The company reaffirmed adjusted earnings this year of $4.15 to $4.40 per share, while Wall Street is expecting earnings of $4.34 per share.
While at first blush, the quarter looks decent, the guidance for the third quarter is pretty weak, especially given the fact that Asia is slowing more than UPS expected. Excluding China, Asia is slower than they expected, and that is where the majority of the growth is coming from. On the other hand, Europe is a little better than the company is expected. As such, shares are falling around 3% as of the time of this writing.
As we have seen oil prices climb back towards $100 per barrel, the company mentioned that when it gets to $110 per barrel, UPS starts to consider altering supply chains.
Shares are a little pricey at these levels, trading at nearly 20 times 2011 earnings and 14.8 times 2012 earnings. The Atlanta-based company sports a 2.8% dividend yield.

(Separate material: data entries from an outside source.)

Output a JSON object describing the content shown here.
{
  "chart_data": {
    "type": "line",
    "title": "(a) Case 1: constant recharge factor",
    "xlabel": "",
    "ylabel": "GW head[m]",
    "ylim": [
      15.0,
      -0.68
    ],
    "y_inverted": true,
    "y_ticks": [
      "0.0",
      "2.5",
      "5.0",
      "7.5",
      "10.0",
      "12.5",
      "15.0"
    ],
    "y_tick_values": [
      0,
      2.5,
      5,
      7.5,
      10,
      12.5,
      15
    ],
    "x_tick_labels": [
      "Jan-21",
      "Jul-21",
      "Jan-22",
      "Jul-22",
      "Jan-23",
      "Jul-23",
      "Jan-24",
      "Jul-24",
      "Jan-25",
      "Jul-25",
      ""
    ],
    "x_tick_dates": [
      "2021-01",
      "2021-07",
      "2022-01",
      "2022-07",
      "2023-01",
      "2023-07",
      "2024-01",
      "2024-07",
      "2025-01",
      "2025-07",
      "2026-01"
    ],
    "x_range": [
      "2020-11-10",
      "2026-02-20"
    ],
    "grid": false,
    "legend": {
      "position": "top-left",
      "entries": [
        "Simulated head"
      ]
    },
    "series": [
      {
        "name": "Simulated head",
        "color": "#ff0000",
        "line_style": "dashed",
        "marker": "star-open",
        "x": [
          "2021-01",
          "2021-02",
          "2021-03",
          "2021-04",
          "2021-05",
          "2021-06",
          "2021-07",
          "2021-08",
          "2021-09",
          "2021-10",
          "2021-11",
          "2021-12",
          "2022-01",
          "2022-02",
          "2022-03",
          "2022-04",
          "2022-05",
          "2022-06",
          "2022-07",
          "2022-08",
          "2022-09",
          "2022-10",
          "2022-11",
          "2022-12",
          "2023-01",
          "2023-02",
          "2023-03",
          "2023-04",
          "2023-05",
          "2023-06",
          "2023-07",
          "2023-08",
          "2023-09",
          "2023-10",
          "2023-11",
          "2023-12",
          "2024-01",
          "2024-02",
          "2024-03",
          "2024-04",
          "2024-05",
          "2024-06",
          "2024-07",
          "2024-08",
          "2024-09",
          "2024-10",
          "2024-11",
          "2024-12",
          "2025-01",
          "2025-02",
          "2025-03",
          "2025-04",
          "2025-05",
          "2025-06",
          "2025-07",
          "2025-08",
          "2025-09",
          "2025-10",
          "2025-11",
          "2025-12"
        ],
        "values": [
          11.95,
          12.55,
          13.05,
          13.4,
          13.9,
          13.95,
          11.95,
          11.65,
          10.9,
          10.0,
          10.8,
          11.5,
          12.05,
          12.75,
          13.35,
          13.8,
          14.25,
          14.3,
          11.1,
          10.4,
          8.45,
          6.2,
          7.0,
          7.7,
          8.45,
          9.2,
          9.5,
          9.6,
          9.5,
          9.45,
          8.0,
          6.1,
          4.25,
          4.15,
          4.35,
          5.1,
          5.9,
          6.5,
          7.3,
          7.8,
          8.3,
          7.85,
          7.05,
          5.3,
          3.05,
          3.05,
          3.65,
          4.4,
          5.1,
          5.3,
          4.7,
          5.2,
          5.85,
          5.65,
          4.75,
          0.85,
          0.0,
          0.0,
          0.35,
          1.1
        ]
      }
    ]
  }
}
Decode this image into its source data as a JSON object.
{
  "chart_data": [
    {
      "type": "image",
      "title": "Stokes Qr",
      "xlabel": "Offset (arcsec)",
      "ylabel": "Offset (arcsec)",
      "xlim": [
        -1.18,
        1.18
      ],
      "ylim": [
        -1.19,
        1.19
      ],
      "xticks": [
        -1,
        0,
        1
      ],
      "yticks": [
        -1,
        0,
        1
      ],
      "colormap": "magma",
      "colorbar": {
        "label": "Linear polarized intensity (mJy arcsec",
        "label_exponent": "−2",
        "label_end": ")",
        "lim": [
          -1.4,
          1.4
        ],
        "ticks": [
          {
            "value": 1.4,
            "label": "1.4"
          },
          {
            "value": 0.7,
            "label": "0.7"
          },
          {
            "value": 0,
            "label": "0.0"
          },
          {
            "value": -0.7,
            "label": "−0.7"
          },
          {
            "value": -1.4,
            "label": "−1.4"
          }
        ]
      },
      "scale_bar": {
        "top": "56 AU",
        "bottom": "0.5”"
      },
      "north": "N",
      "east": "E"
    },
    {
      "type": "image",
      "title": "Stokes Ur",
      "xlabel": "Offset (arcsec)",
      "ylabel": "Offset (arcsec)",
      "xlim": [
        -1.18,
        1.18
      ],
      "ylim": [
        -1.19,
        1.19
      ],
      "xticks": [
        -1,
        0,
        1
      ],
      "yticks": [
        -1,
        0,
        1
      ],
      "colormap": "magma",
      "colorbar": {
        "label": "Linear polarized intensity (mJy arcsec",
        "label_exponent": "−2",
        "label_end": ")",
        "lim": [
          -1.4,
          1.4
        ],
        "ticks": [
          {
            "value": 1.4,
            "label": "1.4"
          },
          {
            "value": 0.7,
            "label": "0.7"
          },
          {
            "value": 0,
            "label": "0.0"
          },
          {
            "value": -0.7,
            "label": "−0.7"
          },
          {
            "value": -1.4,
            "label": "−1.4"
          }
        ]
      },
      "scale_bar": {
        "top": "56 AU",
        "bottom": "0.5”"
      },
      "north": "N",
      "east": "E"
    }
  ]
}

UPS has an incredibly strong economic moat around its business, and as such, is not likely to lose market share to competitors anytime soon. It will be interesting to see what FedEx (NYSE:FDX) has to say when it reports in September. When the Memphis-based company reported in June, the economy was not that bad, and shares were rewarded about 3% the day it reported earnings.
It looks as if the economy is slowing to the point where people are going to ship less packages than most expect, which is not good for UPS, and stocks going forward.
Brown is in the red today, and may not deliver black to your portfolio anytime soon.
Traders who believe that UPS and the economy will turn around might want to consider the following trades:
- Use the recent dip in UPS and FDX to add to or initiate positions in these names.
- Consider buying Amazon.com (NASDAQ:AMZN), which generates a ton of business for UPS, especially if you believe that the economy is growing stronger than most expect.
Traders who believe that the economy is going to continue to stay weak may consider alternate positions:
- Short the above mentioned names, as valuations are high, and growth is slow.
Disclosure: I have no positions in any stocks mentioned, and no plans to initiate any positions within the next 72 hours.